The connected nature of the campaign goes beyond character improvement, though. At the end of each scenario, more monster and encounter cards are added to the appropriate decks. The more you play, the better the characters get, so more difficult monsters and nastier encounters are needed to challenge them. I really enjoyed this aspect of the game. Even if you don’t know what cards have been added, it’s more exciting to draw a monster when you know it just might be something you’ve never fought before, instead of water cultist #12. The sense of progression from one scenario to the next is much more meaningful than the rather tenuous connections of scenarios in the previous games.

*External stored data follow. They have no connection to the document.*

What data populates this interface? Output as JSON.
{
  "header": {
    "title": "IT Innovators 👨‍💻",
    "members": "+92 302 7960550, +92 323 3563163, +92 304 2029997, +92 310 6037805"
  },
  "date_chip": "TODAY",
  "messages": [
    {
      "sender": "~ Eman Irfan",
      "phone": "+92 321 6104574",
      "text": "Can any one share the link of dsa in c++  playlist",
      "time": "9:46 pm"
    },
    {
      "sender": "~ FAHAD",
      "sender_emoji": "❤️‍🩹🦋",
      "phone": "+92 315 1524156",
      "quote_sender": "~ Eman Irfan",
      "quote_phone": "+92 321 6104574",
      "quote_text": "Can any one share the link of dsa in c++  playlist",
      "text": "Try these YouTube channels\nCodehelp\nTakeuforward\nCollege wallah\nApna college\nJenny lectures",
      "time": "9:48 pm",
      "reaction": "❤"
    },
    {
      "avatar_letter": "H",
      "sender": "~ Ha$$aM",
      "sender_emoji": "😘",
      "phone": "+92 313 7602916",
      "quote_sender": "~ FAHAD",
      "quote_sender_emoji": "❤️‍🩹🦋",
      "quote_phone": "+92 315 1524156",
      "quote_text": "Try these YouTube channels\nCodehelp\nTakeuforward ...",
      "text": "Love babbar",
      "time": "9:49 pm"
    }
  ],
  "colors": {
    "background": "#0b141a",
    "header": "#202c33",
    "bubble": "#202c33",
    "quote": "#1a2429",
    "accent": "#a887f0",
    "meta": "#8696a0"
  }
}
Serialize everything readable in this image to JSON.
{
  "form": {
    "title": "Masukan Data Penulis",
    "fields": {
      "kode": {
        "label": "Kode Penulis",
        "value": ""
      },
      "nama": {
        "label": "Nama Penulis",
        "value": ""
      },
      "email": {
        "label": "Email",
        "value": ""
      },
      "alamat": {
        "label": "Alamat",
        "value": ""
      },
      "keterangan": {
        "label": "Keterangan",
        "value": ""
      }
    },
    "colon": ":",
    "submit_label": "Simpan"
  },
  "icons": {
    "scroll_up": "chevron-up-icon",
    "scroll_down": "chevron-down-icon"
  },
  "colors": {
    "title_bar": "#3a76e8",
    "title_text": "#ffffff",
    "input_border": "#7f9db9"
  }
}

But the continuity of the campaign system is not the only addition to the Adventure System found in Temple of Elemental Evil. Perhaps the most obvious, in hindsight, is the way monsters are handled. In prior games, when you drew a new tile, it would always have one monster on it (unless you were playing one of the few scenarios with special rules for this, of course). While there was a variety in which monster would appear, based on the card you drew, you pretty much knew what to expect. In the new game, each tile has between zero and three monster squares on it. This adds an incredible amount of tension to the simple act of drawing a new tile. Will you get lucky, and draw an empty room? Or will a cultist and two gnolls appear instead? I suspect that the average is still very close to one per tile, but the uncertainty will keep cautious players on their toes.

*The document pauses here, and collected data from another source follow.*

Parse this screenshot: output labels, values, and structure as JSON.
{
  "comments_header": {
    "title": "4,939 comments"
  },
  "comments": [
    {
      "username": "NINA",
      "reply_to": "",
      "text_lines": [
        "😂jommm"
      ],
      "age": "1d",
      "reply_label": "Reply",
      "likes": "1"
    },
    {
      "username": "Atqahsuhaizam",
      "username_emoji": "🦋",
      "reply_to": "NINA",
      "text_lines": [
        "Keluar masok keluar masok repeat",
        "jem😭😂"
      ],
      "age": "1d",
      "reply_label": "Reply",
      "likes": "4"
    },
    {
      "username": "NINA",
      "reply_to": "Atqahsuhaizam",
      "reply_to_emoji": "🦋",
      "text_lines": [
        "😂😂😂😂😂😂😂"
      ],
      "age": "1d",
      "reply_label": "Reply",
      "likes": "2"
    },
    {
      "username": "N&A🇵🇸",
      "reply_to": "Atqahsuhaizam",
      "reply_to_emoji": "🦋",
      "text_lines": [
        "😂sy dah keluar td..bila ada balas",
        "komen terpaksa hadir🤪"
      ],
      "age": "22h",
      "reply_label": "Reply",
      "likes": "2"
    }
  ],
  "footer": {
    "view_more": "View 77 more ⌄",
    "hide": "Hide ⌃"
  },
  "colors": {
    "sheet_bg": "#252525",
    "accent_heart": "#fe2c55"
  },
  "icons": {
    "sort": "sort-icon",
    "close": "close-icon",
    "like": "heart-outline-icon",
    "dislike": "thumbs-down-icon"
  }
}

Another welcome change is a revision of the trap system. Good dungeons have traps, that’s par for the course, but the implementation in the first three Adventure System games was somewhat clunky. Traps were part of the encounters deck, and were represented by large tokens placed wherever players chose on the target tile. In Temple of Elemental Evil, traps are represented by symbols on on individual squares on certain tiles. Small tokens are placed on these tiles, and if a player chooses not to disarm them, they go off when stepped on. These traps are much more difficult to avoid, and often block squares that would otherwise be great places to explore, or fight more effectively. The trap system feels more authentic to the classic dungeon crawling experience, and more thematic as a result.
Temple of Elemental Evil takes the solid foundation of previous D&D Adventure System games and adds to it considerably. The campaign is a great way to spend time with a regular game playing group. The tweaked monster and trap rules are a straight upgrade to the mechanics of prior games. If you didn’t like prior games in the series, I don’t think Temple of Elemental Evil will change your mind. However, if you played and enjoyed any of the others, the latest game is certainly worth checking out. Temple of Elemental Evil is clearly the best game of the lot, and one of the finest Tabletop Co-op games available.